La tradition juive voit les choses autrement et considère que l’objet de l’alliance tient en la pratique concrète de cette circoncision contre laquelle le tribunal allemand vient de prendre une décision assez étonnante. Le philosophe que je suis peut comprendre les attendus du jugement in abstracto : pouvons nous imposer à des bébés de huit jours ou à des garçons de 13 ans une modification irréversible de leur corps, sans attendre qu’ils aient les moyens de s’auto-déterminer en toute liberté ? C’est l’argument des juristes. Mais on pourrait lui opposer que ceci vaut pour toutes autres décisions que des parents, attentifs et aimants, sont conduits à prendre en lieu et place de leurs enfants… Toutefois, on ne peut pas demander à de simples juristes d’être aussi des hommes de culture philosophique approfondie alors qu’ils ne sont là que pour dire le droit, lequel droit émane en fait du corps législatif. C’est donc de là que viendra la décision ultime.
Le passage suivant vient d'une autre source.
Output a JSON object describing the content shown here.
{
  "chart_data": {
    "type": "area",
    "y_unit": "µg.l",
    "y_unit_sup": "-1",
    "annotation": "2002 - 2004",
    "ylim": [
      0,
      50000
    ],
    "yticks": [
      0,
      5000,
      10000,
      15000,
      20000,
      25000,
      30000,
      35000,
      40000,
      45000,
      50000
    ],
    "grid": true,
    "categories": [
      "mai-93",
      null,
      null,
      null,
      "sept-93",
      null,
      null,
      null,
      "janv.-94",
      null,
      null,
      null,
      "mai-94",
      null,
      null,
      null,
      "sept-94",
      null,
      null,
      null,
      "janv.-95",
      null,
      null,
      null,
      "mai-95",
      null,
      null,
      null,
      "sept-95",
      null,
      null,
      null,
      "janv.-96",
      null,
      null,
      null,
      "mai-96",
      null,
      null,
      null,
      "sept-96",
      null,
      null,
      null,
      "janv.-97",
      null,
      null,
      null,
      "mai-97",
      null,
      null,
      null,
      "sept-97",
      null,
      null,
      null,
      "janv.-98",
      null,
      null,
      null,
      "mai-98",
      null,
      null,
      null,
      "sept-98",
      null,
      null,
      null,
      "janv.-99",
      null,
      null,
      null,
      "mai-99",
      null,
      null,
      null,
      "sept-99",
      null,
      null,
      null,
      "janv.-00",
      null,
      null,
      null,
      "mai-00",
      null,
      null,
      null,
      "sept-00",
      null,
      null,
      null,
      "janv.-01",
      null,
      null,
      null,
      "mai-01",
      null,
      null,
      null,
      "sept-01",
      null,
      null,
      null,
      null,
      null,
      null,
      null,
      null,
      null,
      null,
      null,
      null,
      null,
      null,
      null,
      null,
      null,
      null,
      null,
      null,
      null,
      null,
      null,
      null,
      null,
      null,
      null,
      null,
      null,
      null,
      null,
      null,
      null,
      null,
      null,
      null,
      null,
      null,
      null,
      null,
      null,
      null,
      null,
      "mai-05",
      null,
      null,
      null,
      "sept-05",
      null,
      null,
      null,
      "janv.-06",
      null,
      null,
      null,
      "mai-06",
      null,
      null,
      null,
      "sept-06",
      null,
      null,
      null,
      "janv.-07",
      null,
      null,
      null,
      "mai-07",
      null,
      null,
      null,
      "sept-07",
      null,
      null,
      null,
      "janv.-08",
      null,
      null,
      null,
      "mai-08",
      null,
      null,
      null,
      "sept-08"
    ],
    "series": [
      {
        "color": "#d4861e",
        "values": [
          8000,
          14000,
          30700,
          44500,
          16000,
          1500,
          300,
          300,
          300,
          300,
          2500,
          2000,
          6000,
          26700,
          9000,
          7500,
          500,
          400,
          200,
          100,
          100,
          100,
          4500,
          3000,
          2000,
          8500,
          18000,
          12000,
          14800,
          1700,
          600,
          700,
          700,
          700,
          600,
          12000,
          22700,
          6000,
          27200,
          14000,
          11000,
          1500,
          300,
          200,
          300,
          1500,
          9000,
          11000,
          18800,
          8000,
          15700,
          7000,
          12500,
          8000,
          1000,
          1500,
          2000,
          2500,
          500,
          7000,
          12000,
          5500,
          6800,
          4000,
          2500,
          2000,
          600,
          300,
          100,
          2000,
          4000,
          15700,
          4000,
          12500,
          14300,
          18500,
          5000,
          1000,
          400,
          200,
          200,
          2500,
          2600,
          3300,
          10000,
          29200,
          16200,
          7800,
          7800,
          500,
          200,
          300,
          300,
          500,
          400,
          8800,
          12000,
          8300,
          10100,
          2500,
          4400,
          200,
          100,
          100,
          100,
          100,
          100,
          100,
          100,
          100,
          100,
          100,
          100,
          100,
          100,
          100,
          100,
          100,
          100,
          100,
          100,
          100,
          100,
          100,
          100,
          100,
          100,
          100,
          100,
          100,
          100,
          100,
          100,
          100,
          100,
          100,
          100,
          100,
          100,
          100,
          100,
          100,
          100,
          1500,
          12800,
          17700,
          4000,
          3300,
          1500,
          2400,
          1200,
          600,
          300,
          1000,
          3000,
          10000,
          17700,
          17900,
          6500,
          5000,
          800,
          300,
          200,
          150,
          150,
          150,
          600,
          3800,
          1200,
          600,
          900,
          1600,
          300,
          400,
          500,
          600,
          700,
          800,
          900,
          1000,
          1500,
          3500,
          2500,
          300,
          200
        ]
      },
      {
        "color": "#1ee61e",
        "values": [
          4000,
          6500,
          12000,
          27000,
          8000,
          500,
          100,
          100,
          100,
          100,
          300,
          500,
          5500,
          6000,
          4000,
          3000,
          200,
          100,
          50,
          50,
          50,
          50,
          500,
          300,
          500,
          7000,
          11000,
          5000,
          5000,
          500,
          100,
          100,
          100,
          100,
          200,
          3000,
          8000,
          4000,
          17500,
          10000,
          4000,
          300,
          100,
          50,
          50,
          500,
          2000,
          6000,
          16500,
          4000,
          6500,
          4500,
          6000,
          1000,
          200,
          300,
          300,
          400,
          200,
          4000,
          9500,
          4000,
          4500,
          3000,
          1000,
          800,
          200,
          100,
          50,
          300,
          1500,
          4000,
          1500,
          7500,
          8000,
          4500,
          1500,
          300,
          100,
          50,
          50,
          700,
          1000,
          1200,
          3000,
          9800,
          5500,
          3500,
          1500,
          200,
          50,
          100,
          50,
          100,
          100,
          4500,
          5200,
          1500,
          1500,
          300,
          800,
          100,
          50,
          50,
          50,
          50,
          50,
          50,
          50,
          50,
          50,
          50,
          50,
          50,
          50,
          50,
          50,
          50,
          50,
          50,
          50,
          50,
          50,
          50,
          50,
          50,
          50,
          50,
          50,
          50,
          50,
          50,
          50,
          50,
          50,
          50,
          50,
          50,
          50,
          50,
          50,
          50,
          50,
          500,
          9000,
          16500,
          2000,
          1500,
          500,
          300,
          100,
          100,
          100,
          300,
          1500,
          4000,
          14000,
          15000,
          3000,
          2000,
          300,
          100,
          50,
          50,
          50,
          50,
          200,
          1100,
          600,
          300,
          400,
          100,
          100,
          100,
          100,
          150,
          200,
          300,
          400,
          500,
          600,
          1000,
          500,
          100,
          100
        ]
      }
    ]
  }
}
Un mot peut-être de l’arrière-plan culturel de cette pratique ancestrale : sans tomber dans un freudisme primaire, il faut bien reconnaître que deux impératifs ont présidé à la naissance de ce rite devenu religieux : l’hygiène visant à prévenir des maladies vénériennes graves et l’abstinence, indispensable dans une société structurée au plan éthique. La tradition accorde à ce second point une importance capitale : ce membre viril, siège de notre «animalité» doit être élevé au rang d’associé de Dieu dont nous poursuivons l’œuvre créatrice qui consiste à peupler l’univers. C’est, du reste, le premier précepte positif de la Tora : croissez et multipliez vous !
Il y a la circoncision conçue comme un simple acte chirurgical : voyez la famille royale d’Angleterre dont tous les descendants mâles sont circoncis, sans la moindre connotation religieuse.
Le rite religieux n’est souvent que la codification sacrale d’une pratique soucieuse d’accorder à l’être humain la possibilité de s’épanouir et de se développer dans les meilleures conditions. Les juges allemands devront donc revoir leur copie.